Bei jeder dieser Bedrohungen sind dieselben grundlegenden Prozesse am Werk. Algorithmen verengen den gesellschaftlichen Dialog auf kleine Gruppen datenbestimmter „Freunde“, während sogenannte „Gatekeeper“ Online-Märkte zum eigenen Nutzen verengen. Dies birgt die Gefahr, dass wir den Überblick darüber verlieren, was in der weiteren Welt und auf dem breiteren Markt um uns herum passiert.

Jahrzehntelang ließ man die Technologie-Plattformen weitgehend machen, was sie wollten, und es gab kaum Gesetze, um ihnen Grenzen zu setzen, während sie eine immer stärkere Kontrolle über die weltweiten Informationskanäle übernahmen. Vor einigen Jahren jedoch begann sich das zu ändern: Die EU stellte sich an die Spitze weltweiter Bemühungen, wieder ein gewisses Gleichgewicht innerhalb der digitalen Wirtschaft herzustellen, um Fairness und grundlegende Schutzmechanismen für die Menschen sicherzustellen.

Margrethe Vestager. Quelle: Project Syndicate

Zur Person

Datenschutz für mehr Privatsphäre der Bürger

Das erste zu Sorgen Anlass gebende Thema war der Datenschutz. Die großen Plattformen steigerten ihre Einnahmen, indem sie massenhaft Nutzerdaten sammelten. Damit war klar, dass unser Verständnis der Privatsphäre einer Modernisierung bedurfte. Der Datenschutz wurde damit für alle Menschen in Europa zu einem nicht verhandelbaren Recht. Als Bürger legen nun wir – und nur wir – die Grenzen dessen fest, was wir anderen über uns mitteilen.

Dieses Verständnis des Rechts auf Privatsphäre als Grundrecht wurde in der Datenschutz-Grundverordnung (DSGVO) der EU von 2016 verankert. Mit der DSGVO steckte Europa einen Kurs ab, auf dem die Demokratie mit der technologischen Entwicklung Schritt halten kann. An diesem Gesetz führt heute kein Weg mehr vorbei. Die bahnbrechende Gesetzgebung der EU hat inzwischen ähnliche Regelwerke in anderen Rechtsräumen weltweit inspiriert.

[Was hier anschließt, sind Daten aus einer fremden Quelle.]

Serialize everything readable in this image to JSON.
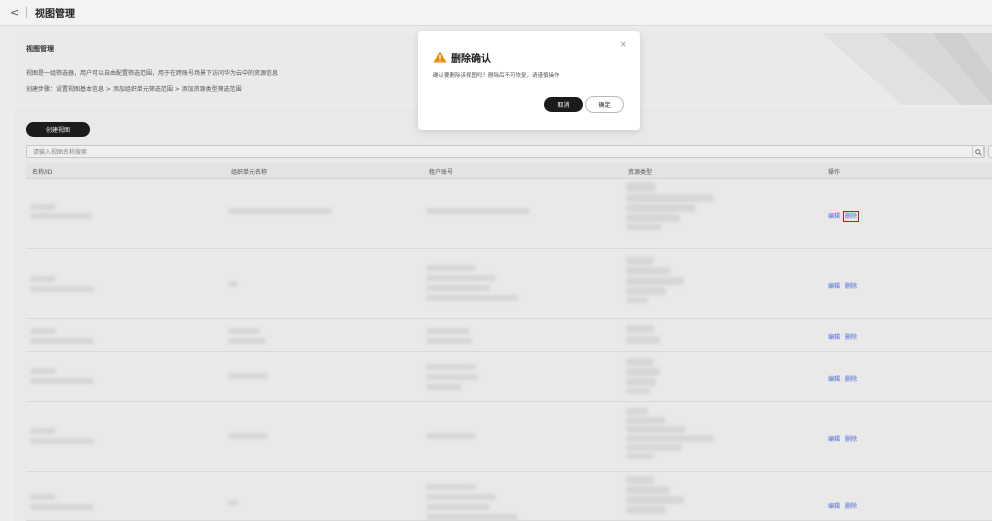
{
  "header": {
    "back_glyph": "<",
    "title": "视图管理"
  },
  "banner": {
    "title": "视图管理",
    "description": "视图是一组筛选器，用户可以自由配置筛选范围，用于在跨账号场景下访问华为云中的资源信息",
    "steps": "创建步骤：设置视图基本信息 > 添加组织单元筛选范围 > 添加资源类型筛选范围"
  },
  "toolbar": {
    "create_label": "创建视图"
  },
  "search": {
    "placeholder": "请输入视图名称搜索"
  },
  "table": {
    "columns": [
      "名称/ID",
      "组织单元名称",
      "租户账号",
      "资源类型",
      "操作"
    ],
    "rows": [
      {
        "edit": "编辑",
        "delete": "删除"
      },
      {
        "edit": "编辑",
        "delete": "删除"
      },
      {
        "edit": "编辑",
        "delete": "删除"
      },
      {
        "edit": "编辑",
        "delete": "删除"
      },
      {
        "edit": "编辑",
        "delete": "删除"
      },
      {
        "edit": "编辑",
        "delete": "删除"
      }
    ]
  },
  "dialog": {
    "title": "删除确认",
    "message": "确认要删除该视图吗？删除后不可恢复，请谨慎操作",
    "cancel_label": "取消",
    "confirm_label": "确定",
    "close_glyph": "×"
  },
  "icons": {
    "warning": "warning-icon",
    "search": "search-icon"
  },
  "colors": {
    "warning": "#f08c00",
    "link": "#4b6bd6",
    "highlight": "#dd1111"
  }
}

Dieser ersten Datenschutzinitiative folgte der Cambridge Analytica-Skandal auf dem Fuße: Er offenbarte, dass Facebook einem Forscher 87 Millionen Nutzerprofile überlassen hatte, der die Daten dann im Präsidentschaftswahlkampf 2016 an eine für Donald Trumps Wahlkampfteam tätige Politikberatung weitergab. Plötzlich begannen wir uns alle zu fragen, ob unser digitales Leben sicher sei und in welchem Umfang wir online überwacht, beeinflusst und manipuliert wurden.

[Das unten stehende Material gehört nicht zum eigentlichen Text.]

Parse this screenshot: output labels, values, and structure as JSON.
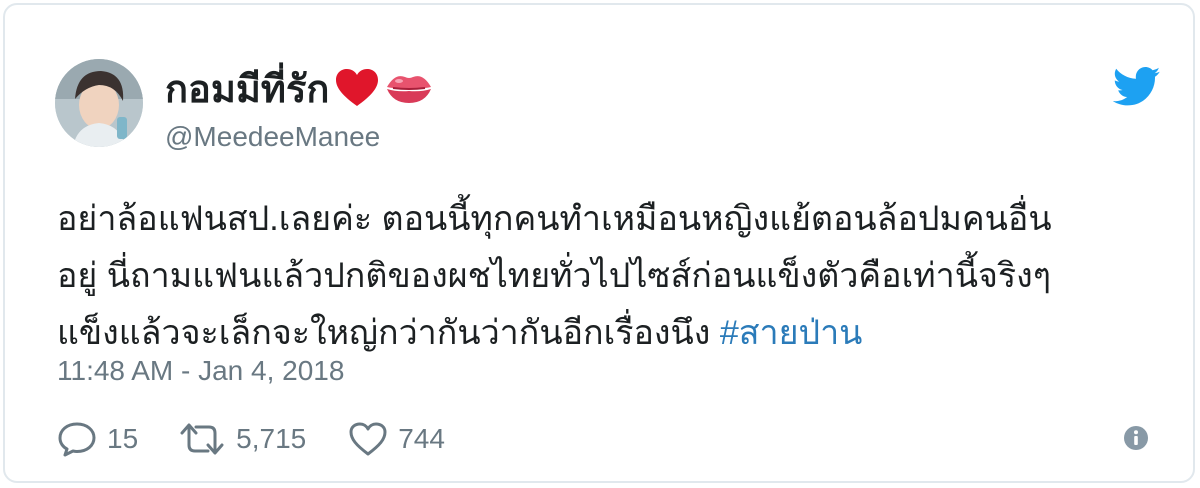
{
  "tweet": {
    "author": {
      "display_name": "กอมมีที่รัก",
      "name_emojis": [
        "heart-icon",
        "kiss-mark-icon"
      ],
      "handle": "@MeedeeManee"
    },
    "text_lines": [
      "อย่าล้อแฟนสป.เลยค่ะ ตอนนี้ทุกคนทำเหมือนหญิงแย้ตอนล้อปมคนอื่น",
      "อยู่ นี่ถามแฟนแล้วปกติของผชไทยทั่วไปไซส์ก่อนแข็งตัวคือเท่านี้จริงๆ",
      "แข็งแล้วจะเล็กจะใหญ่กว่ากันว่ากันอีกเรื่องนึง "
    ],
    "hashtag": "#สายป่าน",
    "timestamp": "11:48 AM - Jan 4, 2018",
    "stats": {
      "replies": "15",
      "retweets": "5,715",
      "likes": "744"
    }
  },
  "colors": {
    "text": "#1c2022",
    "secondary": "#697882",
    "link": "#2b7bb9",
    "twitter_blue": "#1da1f2",
    "heart_red": "#e0162b",
    "border": "#e1e8ed"
  },
  "icons": {
    "brand": "twitter-bird-icon",
    "reply": "reply-bubble-icon",
    "retweet": "retweet-icon",
    "like": "heart-outline-icon",
    "info": "info-icon"
  }
}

Stein für Stein wurde so die Mauer der Pseudoneutralität, hinter der sich die Plattformen versteckt hatten – häufig mit der Behauptung, sie seien bloße „Durchreichen“ von Informationen – abgetragen. Es wurde zunehmend offensichtlich, dass die großen Technologieunternehmen eine Verantwortung für die Inhalte übernehmen sollten, die sie und ihre Algorithmen innerhalb der Gesellschaft verbreiteten. Wir reagierten, indem wir diese Verantwortung laut und klar im erstmals im Dezember 2020 vorgelegten Gesetz über digitale Dienste (Digital Services Act, DSA) festschrieben.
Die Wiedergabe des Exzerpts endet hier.